5 – Les luttes sociales et féministes sont au miroir des ressentis, des réflexions vis-à-vis certains sujets traités dans les écrits orientaux pour faire la différence par rapport au sens occidental. Une expression poétisée par une sensibilité spécifique et un timbre particulier que ce soit à travers les mots dits et choisis, les émotions et les énergies dégagées ou à travers les manifestes, les participations, les événements et les initiatives lancés et relancés au profit de la culture, de la communauté et de la sculpture de l’être et de l’esprit. Tout cela semble un motif voire un moteur essentiel pour une écriture différente et différenciée par rapport à l’histoire des idées en général et l’histoire de la poésie en particulier. Partagez-vous cette attitude ?
IM – J’ai mentionné précédemment la discrimination sexuelle que subissent les femmes orientales dans leurs propres pays. Ceci n’exclut pas les femmes des autres régions du monde qui subissent elles aussi des discriminations à des degrés divers. La raison est que nous vivons encore dans des sociétés majoritairement et profondément patriarcales. Les sociétés de l’Orient le sont aussi. À cela s’ajoutent les bouleversements politiques dans certaines régions, les révoltes sociales et les aspirations nouvelles des jeunes générations qui parfois sont en opposition avec les attentes des aînés. C’est dans ce sens que les luttes sociales et féministes sont particulièrement présentes dans les écrits des femmes qui d’ailleurs ont été longtemps invisibilisées dans le champ littéraire tant en Orient qu’en Occident. C’est aussi pour cette raison que j’associe le choix de l’écriture à celui de l’engagement inévitable. Il est rare de trouver des textes de femmes qui ne recèlent pas de tensions et qui ne soient pas motivés par une volonté de dénonciation et de changement. Ce fût le cas pour celles qui dénoncent les pratiques de leur société essentialisante comme l’écrivaine syrienne Ghada Al-Samman, l’écrivaine algérienne Assia Djebar, l’écrivaine égyptienne Nawal El Saadawi et tant d’autres. C’est encore le cas pour celles qui écrivent aujourd’hui. Au-delà de la valeur esthétique transcendante de leurs textes, les œuvres de ces romancières, dramaturges et poétesses, appellent à un espace de liberté concrète et solide. Pour ma part, l’engagement s’impose par lui-même, car comme je le dis souvent je ne peux pas chanter dans ma poésie la beauté de ma Méditerranée sans pleurer les cadavres des Harragas (Les brûleurs des frontières). Le mot est avant tout pour moi un acte politique.
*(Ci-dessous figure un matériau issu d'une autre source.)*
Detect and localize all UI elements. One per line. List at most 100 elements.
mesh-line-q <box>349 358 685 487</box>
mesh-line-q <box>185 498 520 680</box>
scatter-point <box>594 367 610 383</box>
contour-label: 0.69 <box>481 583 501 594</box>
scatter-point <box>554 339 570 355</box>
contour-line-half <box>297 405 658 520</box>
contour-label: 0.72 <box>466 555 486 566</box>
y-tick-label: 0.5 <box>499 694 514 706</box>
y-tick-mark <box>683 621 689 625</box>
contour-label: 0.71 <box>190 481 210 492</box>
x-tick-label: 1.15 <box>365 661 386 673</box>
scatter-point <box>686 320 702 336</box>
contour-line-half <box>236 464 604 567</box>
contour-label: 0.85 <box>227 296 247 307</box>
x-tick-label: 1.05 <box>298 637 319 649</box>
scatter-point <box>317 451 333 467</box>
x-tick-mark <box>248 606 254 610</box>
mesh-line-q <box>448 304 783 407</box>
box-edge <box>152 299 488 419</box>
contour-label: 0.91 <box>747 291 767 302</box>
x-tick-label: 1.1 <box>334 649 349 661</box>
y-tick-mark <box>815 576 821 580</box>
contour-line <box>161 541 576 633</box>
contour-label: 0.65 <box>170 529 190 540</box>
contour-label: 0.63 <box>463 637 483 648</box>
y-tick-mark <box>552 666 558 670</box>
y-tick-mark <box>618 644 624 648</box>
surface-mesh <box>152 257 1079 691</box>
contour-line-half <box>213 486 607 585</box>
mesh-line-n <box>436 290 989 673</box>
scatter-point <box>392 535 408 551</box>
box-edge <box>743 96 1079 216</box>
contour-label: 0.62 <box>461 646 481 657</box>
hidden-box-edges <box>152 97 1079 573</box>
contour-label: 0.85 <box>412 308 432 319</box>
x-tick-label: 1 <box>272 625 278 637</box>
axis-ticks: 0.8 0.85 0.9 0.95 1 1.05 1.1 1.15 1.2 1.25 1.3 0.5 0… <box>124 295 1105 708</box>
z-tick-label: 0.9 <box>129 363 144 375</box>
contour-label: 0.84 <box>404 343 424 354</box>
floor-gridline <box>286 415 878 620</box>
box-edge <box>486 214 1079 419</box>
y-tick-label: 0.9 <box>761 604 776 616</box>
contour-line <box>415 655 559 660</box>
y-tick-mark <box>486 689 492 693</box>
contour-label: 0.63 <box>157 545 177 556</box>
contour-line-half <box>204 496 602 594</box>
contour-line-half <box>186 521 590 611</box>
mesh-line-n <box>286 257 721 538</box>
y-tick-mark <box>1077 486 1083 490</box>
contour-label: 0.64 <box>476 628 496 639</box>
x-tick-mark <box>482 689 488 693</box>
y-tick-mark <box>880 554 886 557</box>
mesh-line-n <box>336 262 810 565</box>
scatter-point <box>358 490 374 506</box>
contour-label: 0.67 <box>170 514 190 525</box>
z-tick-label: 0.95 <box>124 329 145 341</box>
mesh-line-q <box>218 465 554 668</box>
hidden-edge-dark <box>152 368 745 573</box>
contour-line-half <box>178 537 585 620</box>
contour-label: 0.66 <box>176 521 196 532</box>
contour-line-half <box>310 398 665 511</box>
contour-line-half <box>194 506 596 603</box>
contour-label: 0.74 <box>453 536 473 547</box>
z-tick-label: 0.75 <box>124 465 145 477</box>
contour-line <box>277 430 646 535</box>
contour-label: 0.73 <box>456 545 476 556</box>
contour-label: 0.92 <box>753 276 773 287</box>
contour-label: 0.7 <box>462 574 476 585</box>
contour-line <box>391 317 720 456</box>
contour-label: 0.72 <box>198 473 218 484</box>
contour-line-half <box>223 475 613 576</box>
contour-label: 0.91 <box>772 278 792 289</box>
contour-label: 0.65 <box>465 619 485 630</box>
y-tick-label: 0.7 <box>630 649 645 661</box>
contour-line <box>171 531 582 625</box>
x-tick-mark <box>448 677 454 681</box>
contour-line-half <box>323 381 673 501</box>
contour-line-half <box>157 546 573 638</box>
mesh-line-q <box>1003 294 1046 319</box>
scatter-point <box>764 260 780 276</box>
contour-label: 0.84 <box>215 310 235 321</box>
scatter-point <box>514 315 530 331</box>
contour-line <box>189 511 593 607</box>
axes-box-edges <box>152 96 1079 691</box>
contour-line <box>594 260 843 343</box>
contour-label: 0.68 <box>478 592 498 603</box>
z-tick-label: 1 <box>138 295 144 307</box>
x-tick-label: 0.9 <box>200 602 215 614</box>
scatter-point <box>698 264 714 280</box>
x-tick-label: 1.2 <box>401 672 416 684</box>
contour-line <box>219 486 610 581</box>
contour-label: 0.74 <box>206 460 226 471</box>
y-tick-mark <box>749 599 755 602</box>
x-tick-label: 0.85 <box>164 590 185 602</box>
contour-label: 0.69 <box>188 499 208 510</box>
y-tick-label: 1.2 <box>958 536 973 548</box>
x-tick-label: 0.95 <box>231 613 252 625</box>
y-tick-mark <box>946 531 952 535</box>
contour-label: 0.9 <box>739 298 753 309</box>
6 – Pour vous, donc, la poésie est un moyen de défense, d’engagement, d’évolution des sociétés. Manifeste-t-elle aussi un désir d’élévation ou de fuite d’un monde de plus en plus inhumain ou se limite-t-elle à l’expression de l’émotion et à la captivité de l’instantané et du beau pour voyager d’un état d’esprit à un autre ?
IM – Les siècles, les civilisations et les sociétés nous ont montré que la poésie est un genre littéraire qui détient à la fois le pouvoir d’enflammer nos imaginaires et d’enflammer nos mondes. Je pense ici aux grandes poétesses et poètes engagés des temps passés et des temps présents qui comme Anna Greki, Tahar Djaout, Vénus Khoury-Ghata, Mahmoud Darwich, Anna Akhmatova, Anis Chouchène, Fadwa Touqan, Saadi Youssef, Andrée Chedid, Aimé Césaire... Et, c’est parce qu’elle nous permet de nous tourner vers l’essentiel, d’interroger le vrai et de nous émerveiller face au beau, que la poésie assure l’élévation et l’évolution des sociétés. De manière générale, l’écriture nous met face à notre fragilité en nous éclairant de l’intérieur pour traduire nos écorchures, nos doutes ou encore nos incertitudes… Mais, au même moment, elle fait venir à nous notre force insoupçonnée pour déconstruire et construire. Dans ce sens, je trouve que l’évolution et l’élévation sont deux versants qui se déclenchent, s’enchevêtrent et fusionnent fondamentalement lorsqu’on se met à écrire. De cette manière, en écrivant, la poésie nous répare et nous prépare pour l’aventure du jour d’après.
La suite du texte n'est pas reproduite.